Conférence de presse du président de l’Anie : Les chiffres clés des élections locales

Conférence de presse du président de l’Anie : Les chiffres clés des élections locales

A 72 heures du jour des élections locales, le président de l’Autorité nationale indépendante des élections (Anie), Mohamed Charfi, a animé une conférence de presse au Centre international des conférences, afin d’égrener quelques chiffres clés du scrutin.

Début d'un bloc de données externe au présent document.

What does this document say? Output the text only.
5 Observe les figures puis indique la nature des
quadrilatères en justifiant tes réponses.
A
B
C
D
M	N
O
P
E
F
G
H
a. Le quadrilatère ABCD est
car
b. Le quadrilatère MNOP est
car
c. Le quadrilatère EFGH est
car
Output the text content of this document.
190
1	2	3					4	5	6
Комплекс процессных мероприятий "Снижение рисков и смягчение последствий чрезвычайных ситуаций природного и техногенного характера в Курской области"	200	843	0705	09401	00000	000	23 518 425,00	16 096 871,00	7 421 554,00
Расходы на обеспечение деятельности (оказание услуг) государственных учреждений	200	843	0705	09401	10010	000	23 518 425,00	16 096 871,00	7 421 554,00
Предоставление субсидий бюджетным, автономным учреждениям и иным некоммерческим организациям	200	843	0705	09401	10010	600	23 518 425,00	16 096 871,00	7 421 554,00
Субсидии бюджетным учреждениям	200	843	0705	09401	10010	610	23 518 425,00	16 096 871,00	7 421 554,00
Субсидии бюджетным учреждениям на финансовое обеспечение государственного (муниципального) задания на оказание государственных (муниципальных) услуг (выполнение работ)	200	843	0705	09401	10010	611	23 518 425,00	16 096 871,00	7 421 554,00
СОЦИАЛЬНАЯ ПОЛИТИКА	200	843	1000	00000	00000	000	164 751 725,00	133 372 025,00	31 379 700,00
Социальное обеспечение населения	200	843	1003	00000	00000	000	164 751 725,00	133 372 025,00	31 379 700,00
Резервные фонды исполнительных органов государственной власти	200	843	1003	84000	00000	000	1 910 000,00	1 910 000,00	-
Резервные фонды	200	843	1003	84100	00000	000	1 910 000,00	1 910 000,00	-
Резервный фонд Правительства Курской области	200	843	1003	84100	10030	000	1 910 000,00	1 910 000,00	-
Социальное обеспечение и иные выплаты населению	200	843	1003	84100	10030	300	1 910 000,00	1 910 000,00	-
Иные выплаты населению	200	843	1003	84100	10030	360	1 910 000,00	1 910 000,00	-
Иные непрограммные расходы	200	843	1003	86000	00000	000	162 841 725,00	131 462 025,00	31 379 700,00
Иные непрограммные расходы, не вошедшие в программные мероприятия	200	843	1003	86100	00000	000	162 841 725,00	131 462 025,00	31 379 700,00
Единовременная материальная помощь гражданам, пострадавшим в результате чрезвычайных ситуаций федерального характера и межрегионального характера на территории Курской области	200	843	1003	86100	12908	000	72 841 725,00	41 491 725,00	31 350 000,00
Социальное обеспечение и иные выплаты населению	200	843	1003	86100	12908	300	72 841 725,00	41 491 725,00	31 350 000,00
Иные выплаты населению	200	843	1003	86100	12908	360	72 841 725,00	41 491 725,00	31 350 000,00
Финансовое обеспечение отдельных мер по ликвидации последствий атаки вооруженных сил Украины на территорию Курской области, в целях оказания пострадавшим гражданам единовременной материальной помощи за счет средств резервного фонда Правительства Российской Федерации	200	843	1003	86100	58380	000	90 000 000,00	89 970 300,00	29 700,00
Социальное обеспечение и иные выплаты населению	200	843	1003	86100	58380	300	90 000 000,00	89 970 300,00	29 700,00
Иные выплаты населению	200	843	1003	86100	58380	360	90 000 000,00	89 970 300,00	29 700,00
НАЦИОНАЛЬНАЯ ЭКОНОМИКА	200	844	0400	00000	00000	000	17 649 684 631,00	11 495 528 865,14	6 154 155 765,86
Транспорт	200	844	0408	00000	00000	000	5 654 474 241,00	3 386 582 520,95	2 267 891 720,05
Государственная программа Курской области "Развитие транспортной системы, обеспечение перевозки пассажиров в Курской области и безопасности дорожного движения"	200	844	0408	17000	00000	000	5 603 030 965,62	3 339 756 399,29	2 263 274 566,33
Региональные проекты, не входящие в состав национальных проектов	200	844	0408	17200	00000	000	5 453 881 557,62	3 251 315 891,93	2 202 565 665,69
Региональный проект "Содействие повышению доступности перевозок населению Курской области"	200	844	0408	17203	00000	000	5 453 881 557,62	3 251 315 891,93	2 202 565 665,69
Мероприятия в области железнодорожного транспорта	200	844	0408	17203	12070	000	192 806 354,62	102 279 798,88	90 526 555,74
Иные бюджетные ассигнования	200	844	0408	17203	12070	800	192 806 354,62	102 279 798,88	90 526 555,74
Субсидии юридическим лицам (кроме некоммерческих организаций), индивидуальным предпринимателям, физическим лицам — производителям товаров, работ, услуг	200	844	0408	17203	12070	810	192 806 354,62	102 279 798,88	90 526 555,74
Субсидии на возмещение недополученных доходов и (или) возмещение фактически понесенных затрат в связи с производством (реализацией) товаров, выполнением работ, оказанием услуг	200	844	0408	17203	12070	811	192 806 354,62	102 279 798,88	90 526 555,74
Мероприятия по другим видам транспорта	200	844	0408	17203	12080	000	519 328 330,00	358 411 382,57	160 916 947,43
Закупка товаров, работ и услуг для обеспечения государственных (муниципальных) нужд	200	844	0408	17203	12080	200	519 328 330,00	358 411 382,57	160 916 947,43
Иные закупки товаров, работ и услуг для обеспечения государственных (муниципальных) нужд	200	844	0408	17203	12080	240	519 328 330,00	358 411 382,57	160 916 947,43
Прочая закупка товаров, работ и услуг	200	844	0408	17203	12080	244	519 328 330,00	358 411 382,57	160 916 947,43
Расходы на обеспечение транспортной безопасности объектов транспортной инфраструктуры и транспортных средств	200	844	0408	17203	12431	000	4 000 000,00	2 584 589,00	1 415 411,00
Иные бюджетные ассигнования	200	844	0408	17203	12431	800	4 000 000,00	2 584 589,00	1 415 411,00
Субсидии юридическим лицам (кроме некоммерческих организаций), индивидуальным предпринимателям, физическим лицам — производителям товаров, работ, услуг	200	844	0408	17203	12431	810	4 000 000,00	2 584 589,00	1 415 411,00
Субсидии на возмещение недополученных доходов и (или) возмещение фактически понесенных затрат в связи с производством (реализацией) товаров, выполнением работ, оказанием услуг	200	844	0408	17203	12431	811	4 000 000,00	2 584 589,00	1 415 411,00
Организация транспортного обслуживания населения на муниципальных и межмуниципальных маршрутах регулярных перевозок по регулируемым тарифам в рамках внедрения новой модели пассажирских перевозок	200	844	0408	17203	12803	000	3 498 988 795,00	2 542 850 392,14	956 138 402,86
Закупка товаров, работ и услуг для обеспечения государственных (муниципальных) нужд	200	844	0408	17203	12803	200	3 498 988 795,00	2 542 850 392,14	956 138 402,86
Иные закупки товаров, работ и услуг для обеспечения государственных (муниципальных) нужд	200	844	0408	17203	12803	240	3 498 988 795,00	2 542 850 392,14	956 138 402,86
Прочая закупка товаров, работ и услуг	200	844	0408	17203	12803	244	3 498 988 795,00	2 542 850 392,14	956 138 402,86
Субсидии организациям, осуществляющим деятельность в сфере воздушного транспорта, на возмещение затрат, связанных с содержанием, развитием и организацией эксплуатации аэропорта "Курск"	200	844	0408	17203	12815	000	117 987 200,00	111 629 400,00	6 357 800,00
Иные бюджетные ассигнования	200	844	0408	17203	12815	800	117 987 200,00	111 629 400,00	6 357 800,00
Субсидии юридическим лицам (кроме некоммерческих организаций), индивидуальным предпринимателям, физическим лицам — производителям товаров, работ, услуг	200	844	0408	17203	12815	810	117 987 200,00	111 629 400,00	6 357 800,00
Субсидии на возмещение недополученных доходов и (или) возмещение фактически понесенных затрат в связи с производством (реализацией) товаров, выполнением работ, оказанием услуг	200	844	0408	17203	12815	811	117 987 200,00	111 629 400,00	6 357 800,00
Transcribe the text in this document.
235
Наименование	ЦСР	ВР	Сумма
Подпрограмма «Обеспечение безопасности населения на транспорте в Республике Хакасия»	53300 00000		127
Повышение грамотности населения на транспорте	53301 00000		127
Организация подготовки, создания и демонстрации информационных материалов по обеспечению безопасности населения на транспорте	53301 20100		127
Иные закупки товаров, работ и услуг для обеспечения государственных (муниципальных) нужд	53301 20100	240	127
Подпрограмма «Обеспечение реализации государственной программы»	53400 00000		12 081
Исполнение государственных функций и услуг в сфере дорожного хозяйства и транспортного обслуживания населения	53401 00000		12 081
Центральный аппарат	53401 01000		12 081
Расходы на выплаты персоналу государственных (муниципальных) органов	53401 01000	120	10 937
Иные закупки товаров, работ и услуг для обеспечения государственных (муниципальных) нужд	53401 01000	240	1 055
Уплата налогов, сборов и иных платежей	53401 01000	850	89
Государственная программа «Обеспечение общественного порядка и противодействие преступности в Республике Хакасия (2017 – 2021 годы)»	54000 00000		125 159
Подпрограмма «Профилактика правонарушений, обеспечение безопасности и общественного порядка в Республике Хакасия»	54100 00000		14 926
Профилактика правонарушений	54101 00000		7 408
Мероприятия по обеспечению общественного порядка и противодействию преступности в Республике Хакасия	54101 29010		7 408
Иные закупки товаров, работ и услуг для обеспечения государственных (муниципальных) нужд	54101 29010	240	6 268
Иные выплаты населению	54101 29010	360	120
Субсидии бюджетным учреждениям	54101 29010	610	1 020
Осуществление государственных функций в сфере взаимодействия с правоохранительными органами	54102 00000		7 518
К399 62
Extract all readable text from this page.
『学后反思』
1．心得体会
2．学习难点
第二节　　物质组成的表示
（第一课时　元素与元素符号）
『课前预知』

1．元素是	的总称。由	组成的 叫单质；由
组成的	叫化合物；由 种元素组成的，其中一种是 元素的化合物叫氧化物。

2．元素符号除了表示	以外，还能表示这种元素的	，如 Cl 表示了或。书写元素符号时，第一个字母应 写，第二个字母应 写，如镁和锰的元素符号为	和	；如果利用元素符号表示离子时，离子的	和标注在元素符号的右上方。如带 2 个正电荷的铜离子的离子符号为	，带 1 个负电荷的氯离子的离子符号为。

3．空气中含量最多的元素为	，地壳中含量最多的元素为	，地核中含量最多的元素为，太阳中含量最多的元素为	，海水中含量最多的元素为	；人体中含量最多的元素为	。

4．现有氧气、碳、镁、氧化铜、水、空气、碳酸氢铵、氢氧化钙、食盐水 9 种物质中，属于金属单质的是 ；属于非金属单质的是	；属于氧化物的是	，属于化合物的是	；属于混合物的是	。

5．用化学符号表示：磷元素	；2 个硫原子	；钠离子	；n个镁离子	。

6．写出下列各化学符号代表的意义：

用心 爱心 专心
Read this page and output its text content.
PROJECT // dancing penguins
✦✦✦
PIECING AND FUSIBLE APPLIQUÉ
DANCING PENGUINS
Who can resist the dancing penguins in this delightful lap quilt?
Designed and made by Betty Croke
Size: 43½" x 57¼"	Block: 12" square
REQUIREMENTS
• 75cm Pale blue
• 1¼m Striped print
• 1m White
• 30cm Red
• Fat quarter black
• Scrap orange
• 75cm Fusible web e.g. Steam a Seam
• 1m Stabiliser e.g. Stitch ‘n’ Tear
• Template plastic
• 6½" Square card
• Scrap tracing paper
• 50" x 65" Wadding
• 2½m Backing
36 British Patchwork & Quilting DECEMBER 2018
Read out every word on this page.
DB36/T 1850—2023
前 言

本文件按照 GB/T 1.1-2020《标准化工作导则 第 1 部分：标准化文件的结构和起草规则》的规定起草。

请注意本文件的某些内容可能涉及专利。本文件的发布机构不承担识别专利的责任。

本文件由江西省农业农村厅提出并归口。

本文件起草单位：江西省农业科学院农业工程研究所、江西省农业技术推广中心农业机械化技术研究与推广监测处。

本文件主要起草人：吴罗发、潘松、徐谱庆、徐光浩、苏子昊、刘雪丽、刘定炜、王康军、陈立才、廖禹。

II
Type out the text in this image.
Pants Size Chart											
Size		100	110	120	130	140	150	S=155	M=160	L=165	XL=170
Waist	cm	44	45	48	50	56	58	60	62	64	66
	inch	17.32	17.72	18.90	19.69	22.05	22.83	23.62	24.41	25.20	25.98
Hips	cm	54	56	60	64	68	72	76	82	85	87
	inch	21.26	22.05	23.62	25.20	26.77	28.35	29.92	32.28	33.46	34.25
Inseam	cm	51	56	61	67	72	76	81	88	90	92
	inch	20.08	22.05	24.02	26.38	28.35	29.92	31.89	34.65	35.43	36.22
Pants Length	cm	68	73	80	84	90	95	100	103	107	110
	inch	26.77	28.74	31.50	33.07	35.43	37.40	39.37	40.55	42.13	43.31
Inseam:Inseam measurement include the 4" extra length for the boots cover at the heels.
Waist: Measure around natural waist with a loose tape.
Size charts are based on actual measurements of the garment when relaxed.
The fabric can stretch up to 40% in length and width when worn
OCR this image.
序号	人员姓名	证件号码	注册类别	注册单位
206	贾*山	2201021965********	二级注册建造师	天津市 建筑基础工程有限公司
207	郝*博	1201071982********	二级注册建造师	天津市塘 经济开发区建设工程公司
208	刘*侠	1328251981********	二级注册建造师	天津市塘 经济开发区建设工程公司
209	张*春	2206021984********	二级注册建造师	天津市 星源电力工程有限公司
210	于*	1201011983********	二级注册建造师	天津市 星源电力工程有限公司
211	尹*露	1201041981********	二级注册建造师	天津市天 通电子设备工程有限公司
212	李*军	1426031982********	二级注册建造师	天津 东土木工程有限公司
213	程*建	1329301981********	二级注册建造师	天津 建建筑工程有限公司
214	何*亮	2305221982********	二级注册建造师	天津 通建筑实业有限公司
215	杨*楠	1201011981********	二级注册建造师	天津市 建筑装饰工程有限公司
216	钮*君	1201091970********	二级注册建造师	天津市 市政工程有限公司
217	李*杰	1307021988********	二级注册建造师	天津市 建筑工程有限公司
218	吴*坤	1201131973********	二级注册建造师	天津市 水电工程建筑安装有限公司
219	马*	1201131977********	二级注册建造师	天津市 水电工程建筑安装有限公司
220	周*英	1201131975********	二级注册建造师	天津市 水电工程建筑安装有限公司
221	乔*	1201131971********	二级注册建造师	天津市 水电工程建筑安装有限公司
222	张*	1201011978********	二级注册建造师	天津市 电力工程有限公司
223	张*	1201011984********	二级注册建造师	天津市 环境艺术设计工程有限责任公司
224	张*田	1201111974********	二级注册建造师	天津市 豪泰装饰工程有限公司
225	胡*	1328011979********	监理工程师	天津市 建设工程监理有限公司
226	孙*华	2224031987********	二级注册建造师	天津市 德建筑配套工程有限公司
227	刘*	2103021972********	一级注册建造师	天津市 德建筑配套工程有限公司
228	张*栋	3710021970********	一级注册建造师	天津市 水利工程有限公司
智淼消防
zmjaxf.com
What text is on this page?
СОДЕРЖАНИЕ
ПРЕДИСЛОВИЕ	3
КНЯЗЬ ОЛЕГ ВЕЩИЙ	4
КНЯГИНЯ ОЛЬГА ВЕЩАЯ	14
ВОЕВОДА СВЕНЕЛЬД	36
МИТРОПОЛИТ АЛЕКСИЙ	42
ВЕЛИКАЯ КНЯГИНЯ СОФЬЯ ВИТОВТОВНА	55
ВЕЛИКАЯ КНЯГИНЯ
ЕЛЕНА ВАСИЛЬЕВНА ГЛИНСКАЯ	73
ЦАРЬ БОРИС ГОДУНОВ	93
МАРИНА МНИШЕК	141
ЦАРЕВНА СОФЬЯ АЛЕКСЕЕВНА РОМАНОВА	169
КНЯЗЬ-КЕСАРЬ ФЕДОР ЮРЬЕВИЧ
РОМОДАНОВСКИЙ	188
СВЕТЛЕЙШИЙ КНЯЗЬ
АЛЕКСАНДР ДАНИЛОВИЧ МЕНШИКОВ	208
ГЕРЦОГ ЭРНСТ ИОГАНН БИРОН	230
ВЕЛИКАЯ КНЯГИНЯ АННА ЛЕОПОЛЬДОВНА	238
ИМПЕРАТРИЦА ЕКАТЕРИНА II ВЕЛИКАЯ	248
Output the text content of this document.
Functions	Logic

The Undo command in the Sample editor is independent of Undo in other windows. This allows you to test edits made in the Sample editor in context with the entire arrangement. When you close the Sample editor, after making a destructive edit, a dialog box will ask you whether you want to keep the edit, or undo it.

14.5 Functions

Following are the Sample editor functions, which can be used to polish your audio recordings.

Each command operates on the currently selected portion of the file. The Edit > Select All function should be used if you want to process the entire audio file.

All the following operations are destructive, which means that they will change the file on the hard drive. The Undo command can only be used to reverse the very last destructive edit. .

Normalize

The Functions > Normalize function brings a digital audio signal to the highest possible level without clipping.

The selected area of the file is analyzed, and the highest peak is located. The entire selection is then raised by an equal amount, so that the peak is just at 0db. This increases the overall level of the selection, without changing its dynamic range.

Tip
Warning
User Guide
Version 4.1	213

Le nombre des électeurs a atteint, après révision exceptionnelle du fichier électoral, la barre de 23 771 479 dans les 58 wilayas, en comptant 969 902 nouveaux inscrits et 74 744 radiés pour causes diverses raisons (décès, changement d’adresse…).

A la phase préliminaire du processus électoral, 1464 listes ont été déposées pour les APW et 22 306 listes ont visé les sièges à pourvoir dans 1535 APC (six communes sont restées sans candidats). 77,47 % de ces postulants se sont présentés sous une chapelle partisane et 22,55% à titre indépendant.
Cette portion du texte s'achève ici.